Realmente, quanto a esses dois aspectos, o sexo virtual é a descoberta do século - e bem poderá ser a última de todos os tempos - e não perde quase nada em relação a outras modalidades: o grau de "satisfação" pode ser igual ou mesmo maior, as "relações" através de áudio e vídeo podem ser tão "gratificantes" como gosta Marta, nossa referência, e sempre sem chatices, dispensa-se por fim a estopada do preservativo, está cada qual em sua casa, a sós com as suas manias que o outro não terá de aturar. São quase só vantagens. Claro que há esse pormenor de não ser possível o contacto físico, penetração natural incluída, e (ainda) nem sequer é possível incorporar coisas essenciais na relação, como os cheiros; mas isso o que importa? Ao fim e ao cabo, sexo por cabo ou por onda hertziana cumpre a mesma função do tradicional, segundo os ditames actuais, a saber, a fruição do prazer. Com a instauração da ditadura juvenil, e com o que isso implica de normalização compulsiva de padrões estéticos e comportamentais, a tendência natural será com certeza que este número cresça exponencialmente até absorver todos os outros, esmagando-os por exclusão de partes.

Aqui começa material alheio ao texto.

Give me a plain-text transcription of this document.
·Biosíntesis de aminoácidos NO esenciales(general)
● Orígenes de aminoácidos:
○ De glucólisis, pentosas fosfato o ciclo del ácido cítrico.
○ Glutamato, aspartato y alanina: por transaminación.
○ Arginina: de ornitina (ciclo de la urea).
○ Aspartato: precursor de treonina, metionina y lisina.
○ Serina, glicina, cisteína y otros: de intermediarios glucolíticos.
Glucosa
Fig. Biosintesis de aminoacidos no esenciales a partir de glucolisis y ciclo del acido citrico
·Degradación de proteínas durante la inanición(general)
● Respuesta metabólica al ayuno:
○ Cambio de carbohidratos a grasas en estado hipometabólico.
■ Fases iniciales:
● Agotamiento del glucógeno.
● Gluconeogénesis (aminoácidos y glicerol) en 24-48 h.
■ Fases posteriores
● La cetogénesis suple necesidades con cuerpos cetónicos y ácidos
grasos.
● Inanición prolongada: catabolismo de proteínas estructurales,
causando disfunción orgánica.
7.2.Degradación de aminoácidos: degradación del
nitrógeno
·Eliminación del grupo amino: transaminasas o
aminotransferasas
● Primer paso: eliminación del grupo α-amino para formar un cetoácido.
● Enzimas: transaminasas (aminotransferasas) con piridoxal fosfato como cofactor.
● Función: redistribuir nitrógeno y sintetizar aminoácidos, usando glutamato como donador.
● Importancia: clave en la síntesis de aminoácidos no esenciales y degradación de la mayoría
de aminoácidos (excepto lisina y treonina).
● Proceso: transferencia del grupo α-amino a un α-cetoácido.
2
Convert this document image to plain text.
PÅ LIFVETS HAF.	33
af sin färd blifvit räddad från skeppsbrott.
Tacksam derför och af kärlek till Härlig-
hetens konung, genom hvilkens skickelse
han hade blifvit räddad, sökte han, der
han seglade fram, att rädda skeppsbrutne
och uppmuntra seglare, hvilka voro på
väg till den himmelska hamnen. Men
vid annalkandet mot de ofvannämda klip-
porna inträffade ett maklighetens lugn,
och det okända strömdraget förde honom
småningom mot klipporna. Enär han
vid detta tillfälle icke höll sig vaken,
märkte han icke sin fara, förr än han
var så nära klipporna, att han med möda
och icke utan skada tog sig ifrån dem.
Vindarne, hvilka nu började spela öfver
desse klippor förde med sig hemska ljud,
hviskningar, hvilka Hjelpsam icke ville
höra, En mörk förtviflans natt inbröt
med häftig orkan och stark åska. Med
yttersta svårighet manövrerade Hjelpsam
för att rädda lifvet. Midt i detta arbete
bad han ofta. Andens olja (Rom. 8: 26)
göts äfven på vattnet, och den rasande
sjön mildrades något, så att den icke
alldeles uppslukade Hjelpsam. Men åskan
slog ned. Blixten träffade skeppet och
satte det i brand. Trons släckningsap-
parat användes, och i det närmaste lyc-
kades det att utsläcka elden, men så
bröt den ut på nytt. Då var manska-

Como haveremos de designar este novo número? Pelo valor máximo de um byte? 11111111? Será este o número final? Quando não restar mais nada, será possível que haja alguma coisa para além de 256?
Talvez seja o princípio da solidão total e absoluta. Ou talvez o seu fim definitivo. Um novo paradigma bíblico, absolutamente imprevisto: ide e desmultiplicai-vos.